In August 2023, Inception was involved in the launch of Jais, an Arabic-English large language model developed in collaboration with MBZUAI and Cerebras Systems. In October 2023, Inception was merged with G42 Cloud and Injazat to form Core42. It was later re-established as a standalone entity in 2024. Following this restructuring, Inception continued development of large language models, including the Jais model family.

InceptionClaw, the company's sovereign, enterprise-grade AI super assistant, was launched in May 2026.

=== Core42 ===
Core42 was launched in October 2023 through the merger of G42 Cloud, Injazat, and Inception. The consolidation brought together G42's cloud computing, infrastructure, and AI capabilities into a unified platform focused on large-scale digital infrastructure and enterprise AI services.
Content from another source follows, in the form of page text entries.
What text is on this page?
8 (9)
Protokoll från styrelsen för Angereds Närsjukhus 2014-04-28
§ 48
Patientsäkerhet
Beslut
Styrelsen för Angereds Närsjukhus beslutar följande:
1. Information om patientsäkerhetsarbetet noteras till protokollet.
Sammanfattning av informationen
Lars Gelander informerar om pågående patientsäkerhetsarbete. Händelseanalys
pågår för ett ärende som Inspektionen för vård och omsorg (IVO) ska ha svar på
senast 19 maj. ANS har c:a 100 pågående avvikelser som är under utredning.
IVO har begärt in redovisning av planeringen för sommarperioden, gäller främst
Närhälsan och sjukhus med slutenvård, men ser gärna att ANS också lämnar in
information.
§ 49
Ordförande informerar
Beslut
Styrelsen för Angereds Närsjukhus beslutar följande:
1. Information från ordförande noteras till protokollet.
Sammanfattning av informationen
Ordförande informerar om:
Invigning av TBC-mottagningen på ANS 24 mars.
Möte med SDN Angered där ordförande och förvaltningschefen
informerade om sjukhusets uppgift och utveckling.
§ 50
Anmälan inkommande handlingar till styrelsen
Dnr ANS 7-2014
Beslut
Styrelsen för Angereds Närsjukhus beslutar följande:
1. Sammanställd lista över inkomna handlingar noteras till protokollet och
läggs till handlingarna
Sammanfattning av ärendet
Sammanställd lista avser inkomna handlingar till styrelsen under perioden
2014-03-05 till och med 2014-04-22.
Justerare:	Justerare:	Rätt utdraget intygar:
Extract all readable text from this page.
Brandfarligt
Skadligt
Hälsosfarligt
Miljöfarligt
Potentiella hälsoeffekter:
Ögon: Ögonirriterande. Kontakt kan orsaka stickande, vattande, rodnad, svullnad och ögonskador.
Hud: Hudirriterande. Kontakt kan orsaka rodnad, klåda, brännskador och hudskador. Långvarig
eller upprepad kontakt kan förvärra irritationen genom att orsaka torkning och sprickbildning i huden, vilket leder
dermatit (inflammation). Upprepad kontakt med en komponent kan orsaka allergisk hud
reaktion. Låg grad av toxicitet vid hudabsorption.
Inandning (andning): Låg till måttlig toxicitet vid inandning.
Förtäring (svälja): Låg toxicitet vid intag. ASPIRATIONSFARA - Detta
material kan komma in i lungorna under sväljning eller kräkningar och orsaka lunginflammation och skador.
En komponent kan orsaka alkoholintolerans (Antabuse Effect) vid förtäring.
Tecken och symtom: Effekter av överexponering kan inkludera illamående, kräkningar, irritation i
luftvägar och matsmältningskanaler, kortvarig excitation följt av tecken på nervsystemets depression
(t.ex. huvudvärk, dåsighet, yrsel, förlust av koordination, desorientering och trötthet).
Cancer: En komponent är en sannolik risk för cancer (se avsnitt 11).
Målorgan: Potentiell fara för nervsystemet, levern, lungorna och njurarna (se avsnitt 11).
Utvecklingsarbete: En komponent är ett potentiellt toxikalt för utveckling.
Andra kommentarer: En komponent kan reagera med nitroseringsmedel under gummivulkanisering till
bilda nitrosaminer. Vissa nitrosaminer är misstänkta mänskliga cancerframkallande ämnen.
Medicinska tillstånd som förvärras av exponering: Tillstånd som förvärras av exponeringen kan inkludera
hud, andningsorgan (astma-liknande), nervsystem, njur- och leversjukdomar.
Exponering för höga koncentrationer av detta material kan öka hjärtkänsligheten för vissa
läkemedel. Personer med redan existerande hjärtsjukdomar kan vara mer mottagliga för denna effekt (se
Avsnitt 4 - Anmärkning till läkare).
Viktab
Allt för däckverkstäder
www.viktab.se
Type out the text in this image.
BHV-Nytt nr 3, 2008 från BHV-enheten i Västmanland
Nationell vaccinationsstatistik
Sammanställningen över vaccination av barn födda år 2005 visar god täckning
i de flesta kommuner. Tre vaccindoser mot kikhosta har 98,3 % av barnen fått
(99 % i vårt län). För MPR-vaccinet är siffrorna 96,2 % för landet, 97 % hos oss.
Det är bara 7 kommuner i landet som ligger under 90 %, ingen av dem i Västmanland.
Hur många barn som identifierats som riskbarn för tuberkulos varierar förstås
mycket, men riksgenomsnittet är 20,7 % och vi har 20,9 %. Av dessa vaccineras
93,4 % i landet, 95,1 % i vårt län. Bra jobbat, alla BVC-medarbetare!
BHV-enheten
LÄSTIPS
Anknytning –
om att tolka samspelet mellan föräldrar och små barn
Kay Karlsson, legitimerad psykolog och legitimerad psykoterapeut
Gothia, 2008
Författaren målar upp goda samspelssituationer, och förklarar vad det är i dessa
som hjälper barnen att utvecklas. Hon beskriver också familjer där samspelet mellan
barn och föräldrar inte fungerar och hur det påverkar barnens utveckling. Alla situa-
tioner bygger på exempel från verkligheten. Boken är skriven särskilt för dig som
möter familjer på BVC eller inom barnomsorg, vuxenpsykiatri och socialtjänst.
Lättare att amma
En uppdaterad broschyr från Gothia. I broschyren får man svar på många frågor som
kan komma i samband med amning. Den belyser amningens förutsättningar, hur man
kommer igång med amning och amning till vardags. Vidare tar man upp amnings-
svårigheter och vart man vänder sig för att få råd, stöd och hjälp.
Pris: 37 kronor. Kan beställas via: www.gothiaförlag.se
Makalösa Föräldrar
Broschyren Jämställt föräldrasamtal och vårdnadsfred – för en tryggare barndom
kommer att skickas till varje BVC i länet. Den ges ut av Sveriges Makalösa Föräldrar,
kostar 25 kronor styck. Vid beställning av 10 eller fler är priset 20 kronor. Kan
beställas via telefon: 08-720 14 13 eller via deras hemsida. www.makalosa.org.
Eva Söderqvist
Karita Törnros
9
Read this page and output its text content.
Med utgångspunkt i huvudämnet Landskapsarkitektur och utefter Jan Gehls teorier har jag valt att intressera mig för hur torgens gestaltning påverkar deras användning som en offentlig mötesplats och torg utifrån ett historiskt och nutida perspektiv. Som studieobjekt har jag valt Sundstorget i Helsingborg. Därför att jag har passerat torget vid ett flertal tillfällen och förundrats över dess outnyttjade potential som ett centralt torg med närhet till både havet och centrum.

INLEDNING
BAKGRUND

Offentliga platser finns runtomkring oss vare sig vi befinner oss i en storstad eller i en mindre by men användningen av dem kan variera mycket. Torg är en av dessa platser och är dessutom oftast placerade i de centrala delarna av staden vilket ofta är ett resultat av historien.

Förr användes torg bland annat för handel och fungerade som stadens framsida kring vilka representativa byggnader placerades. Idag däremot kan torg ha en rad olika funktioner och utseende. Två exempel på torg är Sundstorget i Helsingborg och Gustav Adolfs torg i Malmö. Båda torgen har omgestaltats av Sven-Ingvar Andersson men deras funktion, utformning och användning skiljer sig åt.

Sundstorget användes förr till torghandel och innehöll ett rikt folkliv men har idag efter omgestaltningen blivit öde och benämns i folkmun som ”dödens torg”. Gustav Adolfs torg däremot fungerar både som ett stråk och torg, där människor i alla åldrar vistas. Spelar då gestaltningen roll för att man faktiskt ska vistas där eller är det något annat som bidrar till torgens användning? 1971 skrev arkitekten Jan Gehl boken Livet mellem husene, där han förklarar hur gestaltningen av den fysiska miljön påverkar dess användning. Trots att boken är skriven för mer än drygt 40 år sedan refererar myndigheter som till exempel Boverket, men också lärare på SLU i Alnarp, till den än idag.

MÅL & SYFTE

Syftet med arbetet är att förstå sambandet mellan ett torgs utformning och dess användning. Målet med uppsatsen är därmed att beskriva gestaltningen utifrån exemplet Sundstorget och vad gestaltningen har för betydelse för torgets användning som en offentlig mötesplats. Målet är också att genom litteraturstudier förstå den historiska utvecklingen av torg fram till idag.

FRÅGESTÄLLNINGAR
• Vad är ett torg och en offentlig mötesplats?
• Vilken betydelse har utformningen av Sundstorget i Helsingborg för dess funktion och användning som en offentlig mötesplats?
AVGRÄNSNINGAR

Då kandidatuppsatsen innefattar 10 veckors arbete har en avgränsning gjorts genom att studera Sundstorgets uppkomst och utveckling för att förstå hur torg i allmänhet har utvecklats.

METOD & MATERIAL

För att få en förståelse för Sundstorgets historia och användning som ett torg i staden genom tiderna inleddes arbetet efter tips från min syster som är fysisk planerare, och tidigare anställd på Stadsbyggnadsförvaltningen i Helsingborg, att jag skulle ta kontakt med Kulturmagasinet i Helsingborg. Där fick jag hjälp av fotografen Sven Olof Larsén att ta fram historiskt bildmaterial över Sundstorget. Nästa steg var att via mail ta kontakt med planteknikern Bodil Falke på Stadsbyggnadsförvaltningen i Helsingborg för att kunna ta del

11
In February 2026, the Central Bank of the UAE announced a partnership with Core42, a subsidiary of G42, to develop a sovereign financial cloud services infrastructure to provide a centralized and regulated cloud environment for the UAE's financial sector.

=== CPX ===
In October 2024, G42 announced the acquisition of CPX, a cybersecurity firm based in Abu Dhabi. Prior to the acquisition, CPX provided digital security services to government and enterprise clients, including critical infrastructure operators.

=== Space42 ===
Space42 was formed in October 2024 through a merger of Bayanat and Yahsat. The company is publicly listed on the Abu Dhabi Securities Exchange. It integrates satellite communications capabilities with geospatial and AI applications. The company operates two main divisions: Space Infrastructure and Applied AI, serving as the space-tech pillar of G42's broader technology ecosystem.